In my room, I have an enormous jade plant, which has been co-inhabiting my room for the last three years.
The most difficult aspect of this plant is the excess growth because I am hesitant to prune it as I probably should. The branches and even leaves will re-root wherever they land and because I have such a sentimental attachment to this plant, I have an inexhaustible supply of tiny jade.
Jealous, an ex once asked me where he could buy one, so I gave him a small branch so he could have it on his desk.
I don’t think he was satisfied.
The truth is a huge jade like this can’t really be bought or sold, and instead they are passed along, like some kind of immortal pet.

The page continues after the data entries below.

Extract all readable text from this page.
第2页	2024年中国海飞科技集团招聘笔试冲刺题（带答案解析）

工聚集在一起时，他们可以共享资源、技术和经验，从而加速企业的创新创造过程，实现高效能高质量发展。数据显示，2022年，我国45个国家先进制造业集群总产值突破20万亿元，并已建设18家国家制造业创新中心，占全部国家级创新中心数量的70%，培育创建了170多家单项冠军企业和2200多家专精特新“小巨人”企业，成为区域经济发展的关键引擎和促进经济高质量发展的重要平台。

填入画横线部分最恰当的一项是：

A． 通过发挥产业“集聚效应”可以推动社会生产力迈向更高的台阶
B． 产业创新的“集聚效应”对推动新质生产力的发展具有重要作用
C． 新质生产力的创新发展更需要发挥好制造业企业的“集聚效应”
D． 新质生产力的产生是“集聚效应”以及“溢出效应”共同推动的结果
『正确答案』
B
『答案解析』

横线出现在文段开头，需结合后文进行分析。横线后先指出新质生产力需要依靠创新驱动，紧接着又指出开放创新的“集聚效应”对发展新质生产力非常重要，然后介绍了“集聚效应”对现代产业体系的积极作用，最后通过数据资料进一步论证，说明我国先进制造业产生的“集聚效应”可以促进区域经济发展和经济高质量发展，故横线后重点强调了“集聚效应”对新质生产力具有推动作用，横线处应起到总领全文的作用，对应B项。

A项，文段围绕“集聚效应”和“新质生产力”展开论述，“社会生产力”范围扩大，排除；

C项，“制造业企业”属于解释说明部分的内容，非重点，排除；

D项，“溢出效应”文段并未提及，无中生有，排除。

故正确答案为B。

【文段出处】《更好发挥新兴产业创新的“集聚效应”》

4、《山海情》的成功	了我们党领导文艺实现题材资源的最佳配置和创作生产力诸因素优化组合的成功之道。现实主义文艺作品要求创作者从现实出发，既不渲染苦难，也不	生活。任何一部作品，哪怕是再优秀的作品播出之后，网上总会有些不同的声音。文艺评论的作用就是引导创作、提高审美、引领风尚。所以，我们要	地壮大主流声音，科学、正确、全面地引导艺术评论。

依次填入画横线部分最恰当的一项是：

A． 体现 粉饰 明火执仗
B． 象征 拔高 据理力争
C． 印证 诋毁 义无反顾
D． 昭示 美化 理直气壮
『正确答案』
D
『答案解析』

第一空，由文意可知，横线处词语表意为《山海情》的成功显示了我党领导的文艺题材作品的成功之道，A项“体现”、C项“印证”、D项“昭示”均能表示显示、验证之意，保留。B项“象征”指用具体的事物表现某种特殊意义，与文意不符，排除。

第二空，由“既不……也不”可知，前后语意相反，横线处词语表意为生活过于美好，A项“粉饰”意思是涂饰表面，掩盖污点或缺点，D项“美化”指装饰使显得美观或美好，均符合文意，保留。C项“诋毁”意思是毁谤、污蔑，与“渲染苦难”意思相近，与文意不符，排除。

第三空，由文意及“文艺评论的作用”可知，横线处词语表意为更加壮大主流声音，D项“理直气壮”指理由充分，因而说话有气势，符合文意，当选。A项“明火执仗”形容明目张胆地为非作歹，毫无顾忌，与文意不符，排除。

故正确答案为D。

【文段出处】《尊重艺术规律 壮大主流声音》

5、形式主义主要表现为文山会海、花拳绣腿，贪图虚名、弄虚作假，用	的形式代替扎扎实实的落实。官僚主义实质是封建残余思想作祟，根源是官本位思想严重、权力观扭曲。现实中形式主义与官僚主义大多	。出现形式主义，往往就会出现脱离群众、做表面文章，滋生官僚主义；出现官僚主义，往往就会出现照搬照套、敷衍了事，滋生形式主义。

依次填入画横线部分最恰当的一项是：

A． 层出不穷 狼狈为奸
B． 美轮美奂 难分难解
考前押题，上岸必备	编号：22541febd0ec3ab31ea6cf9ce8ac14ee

My sister’s best friend lived in a home which was nestled deep in the woods, surrounded by humongous trees, a forest which her father steadily cleared away (and which steadily grew back), while around their home her mother had her own small garden.
As a child, I was enthralled by the curious assemblage of objects at their home. The eclectic collection of art her mother had curated. A varied collection of enormous potted plants, used to make the home happy in the winter. A banjo, for plucking. The enormous woodpile beside the tractor, used to clear land and plow the driveway. And her father’s pipe, which he would smoke every evening after dinner.
When he died, the home was empty, the forest was transformed from the familiar cozy green blanket into a wild untamed mess and at a dinner the next week, her mother announced she would move into a small apartment in the city. That night, surrounded by friends and family, she began to give away some of their possessions and in this way, the jade fell into my care.